3. Listen to the collective gasp as your site actually manages to keep up with the downloads (as of 11:20pm pacific)
4. Profit?
Of course the whole thing goes out the window if the server actually does crap out in about 5-6 hours when the east coast get's to work and collectively hits the download link in one giant spasm of excitement at the chance of seeing the %$&%-ing highway 5.
weee?
If you are one in a million, then there are six thousand people who are just like you.
I enjoyed watching your video. Thank you for making it!
You made a good joke, but having watched the video, the guy does appear to be a very impatient driver. Time after time after time, he runs right up to someone's bumper in the left lane, follows very closely for some time, then winds up passing them on the right.
I spend a lot of my time doing interstate driving. As such, I realize that there are plenty of assholes out there doing 65mph in the passing lane where the speed limit is 70. But drivers who tailgate in the passing lane (or any lane, really) are IMO just as much of a risk for accidents.

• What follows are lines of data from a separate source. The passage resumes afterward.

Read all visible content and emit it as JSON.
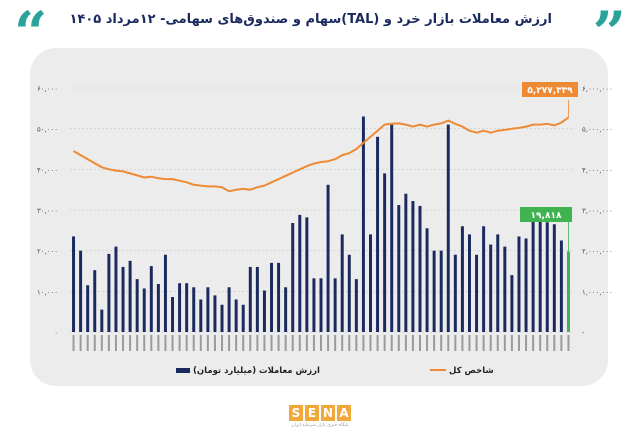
{
  "header": {
    "title": "ارزش معاملات بازار خرد و (TAL)سهام و صندوق‌های سهامی- ۱۲مرداد ۱۴۰۵",
    "quote_mark_left": "“",
    "quote_mark_right": "”"
  },
  "footer": {
    "logo_letters": [
      "S",
      "E",
      "N",
      "A"
    ],
    "logo_sub": "پایگاه خبری بازار سرمایه ایران"
  },
  "colors": {
    "bars": "#1a2a5e",
    "last_bar": "#3fb34f",
    "index_line": "#ee8a34",
    "quote_marks": "#2aa39a",
    "title_text": "#1a2a5e",
    "title_date": "#e98a2b",
    "grid": "#c8c8c8",
    "card": "#ececec"
  },
  "chart_data": {
    "type": "bar",
    "left_axis": {
      "ticks": [
        "۰",
        "۱۰,۰۰۰",
        "۲۰,۰۰۰",
        "۳۰,۰۰۰",
        "۴۰,۰۰۰",
        "۵۰,۰۰۰",
        "۶۰,۰۰۰"
      ],
      "ylim": [
        0,
        60000
      ]
    },
    "right_axis": {
      "ticks": [
        "-",
        "۱,۰۰۰,۰۰۰",
        "۲,۰۰۰,۰۰۰",
        "۳,۰۰۰,۰۰۰",
        "۴,۰۰۰,۰۰۰",
        "۵,۰۰۰,۰۰۰",
        "۶,۰۰۰,۰۰۰"
      ],
      "ylim": [
        0,
        6000000
      ]
    },
    "series": [
      {
        "name": "ارزش معاملات (میلیارد تومان)",
        "axis": "left",
        "kind": "bar",
        "values": [
          23500,
          20000,
          11500,
          15200,
          5500,
          19200,
          21000,
          16000,
          17500,
          13000,
          10700,
          16200,
          11800,
          19000,
          8600,
          12000,
          12000,
          11000,
          8000,
          11000,
          9000,
          6700,
          11000,
          8000,
          6700,
          16000,
          16000,
          10200,
          17000,
          17000,
          11000,
          26800,
          28800,
          28200,
          13200,
          13200,
          36200,
          13200,
          24000,
          19000,
          13000,
          53000,
          24000,
          48000,
          39000,
          51000,
          31200,
          34000,
          32200,
          31000,
          25500,
          20000,
          20000,
          51000,
          19000,
          26000,
          24000,
          19000,
          26000,
          21500,
          24000,
          21000,
          14000,
          23500,
          23000,
          30000,
          29800,
          27000,
          26500,
          22500,
          19818
        ],
        "last_label": "۱۹,۸۱۸"
      },
      {
        "name": "شاخص کل",
        "axis": "right",
        "kind": "line",
        "values": [
          4450000,
          4350000,
          4250000,
          4150000,
          4050000,
          4000000,
          3970000,
          3950000,
          3900000,
          3850000,
          3800000,
          3820000,
          3780000,
          3760000,
          3760000,
          3720000,
          3680000,
          3620000,
          3600000,
          3580000,
          3580000,
          3560000,
          3460000,
          3500000,
          3520000,
          3500000,
          3560000,
          3600000,
          3680000,
          3760000,
          3840000,
          3920000,
          4000000,
          4080000,
          4140000,
          4180000,
          4200000,
          4250000,
          4350000,
          4400000,
          4500000,
          4650000,
          4800000,
          4950000,
          5100000,
          5120000,
          5130000,
          5100000,
          5050000,
          5100000,
          5050000,
          5100000,
          5130000,
          5200000,
          5120000,
          5050000,
          4950000,
          4900000,
          4950000,
          4900000,
          4950000,
          4970000,
          5000000,
          5020000,
          5050000,
          5100000,
          5100000,
          5120000,
          5080000,
          5150000,
          5277339
        ],
        "last_label": "۵,۲۷۷,۳۳۹"
      }
    ],
    "legend": {
      "position": "bottom",
      "bar_label": "ارزش معاملات (میلیارد تومان)",
      "line_label": "شاخص کل"
    },
    "grid": true
  }
}
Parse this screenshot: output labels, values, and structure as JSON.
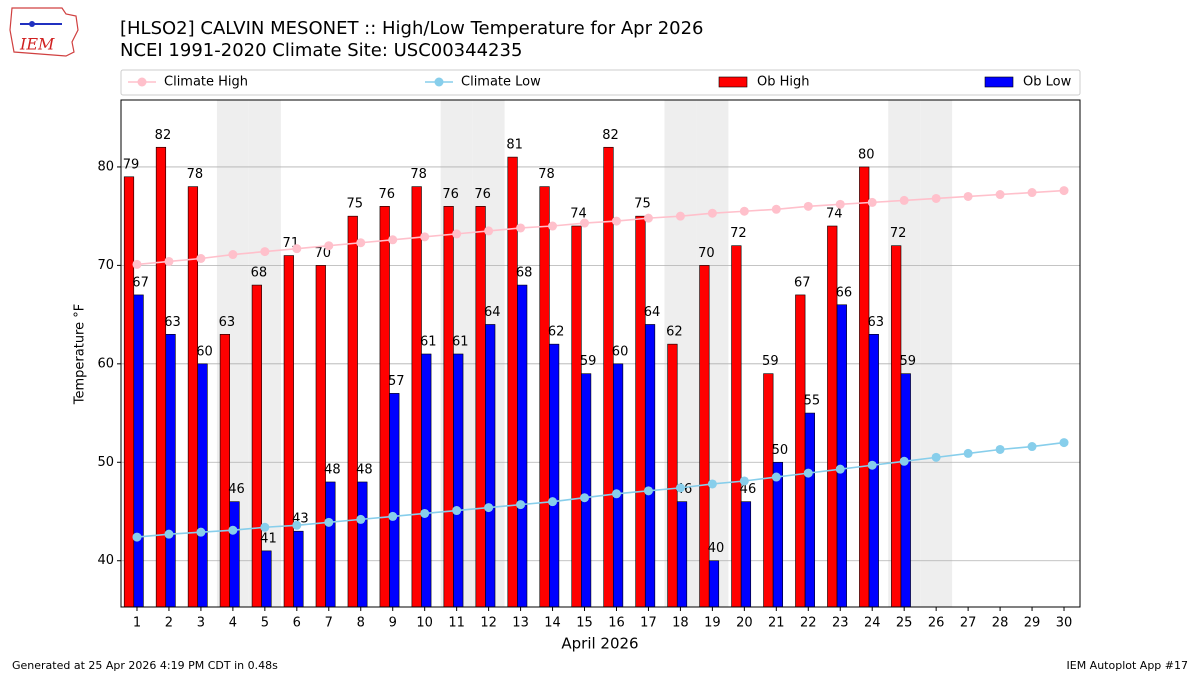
{
  "chart_data": {
    "type": "bar",
    "title": "[HLSO2] CALVIN MESONET :: High/Low Temperature for Apr 2026",
    "subtitle": "NCEI 1991-2020 Climate Site: USC00344235",
    "xlabel": "April 2026",
    "ylabel": "Temperature °F",
    "x": [
      1,
      2,
      3,
      4,
      5,
      6,
      7,
      8,
      9,
      10,
      11,
      12,
      13,
      14,
      15,
      16,
      17,
      18,
      19,
      20,
      21,
      22,
      23,
      24,
      25,
      26,
      27,
      28,
      29,
      30
    ],
    "xlim": [
      0.5,
      30.5
    ],
    "xticks": [
      1,
      2,
      3,
      4,
      5,
      6,
      7,
      8,
      9,
      10,
      11,
      12,
      13,
      14,
      15,
      16,
      17,
      18,
      19,
      20,
      21,
      22,
      23,
      24,
      25,
      26,
      27,
      28,
      29,
      30
    ],
    "ylim": [
      35.3,
      86.8
    ],
    "yticks": [
      40,
      50,
      60,
      70,
      80
    ],
    "grid": true,
    "shaded_days": [
      4,
      5,
      11,
      12,
      18,
      19,
      25,
      26
    ],
    "series": [
      {
        "name": "Climate High",
        "type": "line",
        "color": "#ffc0cb",
        "values": [
          70.1,
          70.4,
          70.7,
          71.1,
          71.4,
          71.7,
          72.0,
          72.3,
          72.6,
          72.9,
          73.2,
          73.5,
          73.8,
          74.0,
          74.3,
          74.5,
          74.8,
          75.0,
          75.3,
          75.5,
          75.7,
          76.0,
          76.2,
          76.4,
          76.6,
          76.8,
          77.0,
          77.2,
          77.4,
          77.6
        ]
      },
      {
        "name": "Climate Low",
        "type": "line",
        "color": "#87ceeb",
        "values": [
          42.4,
          42.7,
          42.9,
          43.1,
          43.4,
          43.6,
          43.9,
          44.2,
          44.5,
          44.8,
          45.1,
          45.4,
          45.7,
          46.0,
          46.4,
          46.8,
          47.1,
          47.4,
          47.8,
          48.1,
          48.5,
          48.9,
          49.3,
          49.7,
          50.1,
          50.5,
          50.9,
          51.3,
          51.6,
          52.0
        ]
      },
      {
        "name": "Ob High",
        "type": "bar",
        "color": "#ff0000",
        "values": [
          79,
          82,
          78,
          63,
          68,
          71,
          70,
          75,
          76,
          78,
          76,
          76,
          81,
          78,
          74,
          82,
          75,
          62,
          70,
          72,
          59,
          67,
          74,
          80,
          72,
          null,
          null,
          null,
          null,
          null
        ]
      },
      {
        "name": "Ob Low",
        "type": "bar",
        "color": "#0000ff",
        "values": [
          67,
          63,
          60,
          46,
          41,
          43,
          48,
          48,
          57,
          61,
          61,
          64,
          68,
          62,
          59,
          60,
          64,
          46,
          40,
          46,
          50,
          55,
          66,
          63,
          59,
          null,
          null,
          null,
          null,
          null
        ]
      }
    ],
    "logo": "IEM",
    "footer_left": "Generated at 25 Apr 2026 4:19 PM CDT in 0.48s",
    "footer_right": "IEM Autoplot App #17"
  }
}
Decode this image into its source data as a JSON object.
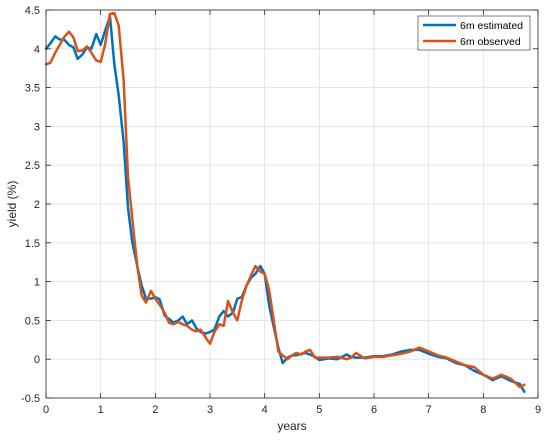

When you're in the far left lane, and you're gaining quickly on the car in front of you, you should either move to the immediate right lane and complete your pass at a safe distance, or if conditions don't allow this, slow the fuck down and back it off. Riding the bumper of the person in front of you because they're driving too slowly is NOT the proper response. Nine times out of ten, the driver in front of you is not going to "get the message" and yield his position.
This is a great video, I just wish it didn't depict so many examples of poor and unsafe driving.
Route 66 would be cool, but unfortunately large tracks of it (primarily between Arizona and Oklahoma, from what I remember) no longer exist.
I remember a book that was funded by the WPA (I think -- I haven't seen the book in years) that documented the highways of Texas as they existed in the 1930s, including landmarks (drive 0.3 miles west and turn left at the red barn). Imagine if the technology had been in place to put frame-per-second camera on cars and document the highways of the time on film. In fact maybe we should do something like this now. Our cities and highways will probably look as quaint and antiquated to the people of 2074 as the highways of 1934 look to us.
Someone you trust is one of us.
If anyone flashes me (UK) in this fashion I deliberately make their task of passing as difficult as possible. The flashing is normally accompanied by excessive speed, and tailgating.
This is a profoundly Bad Idea. You're setting the stage for a deadly accident -- perhaps involving you, perhaps involving others.
Pride in road rage is the Devil's work -- you're making the world a worse place for everyone to live. The world is bad enough already, without such needless provocation. Please think about the dreadful consequences of your actions.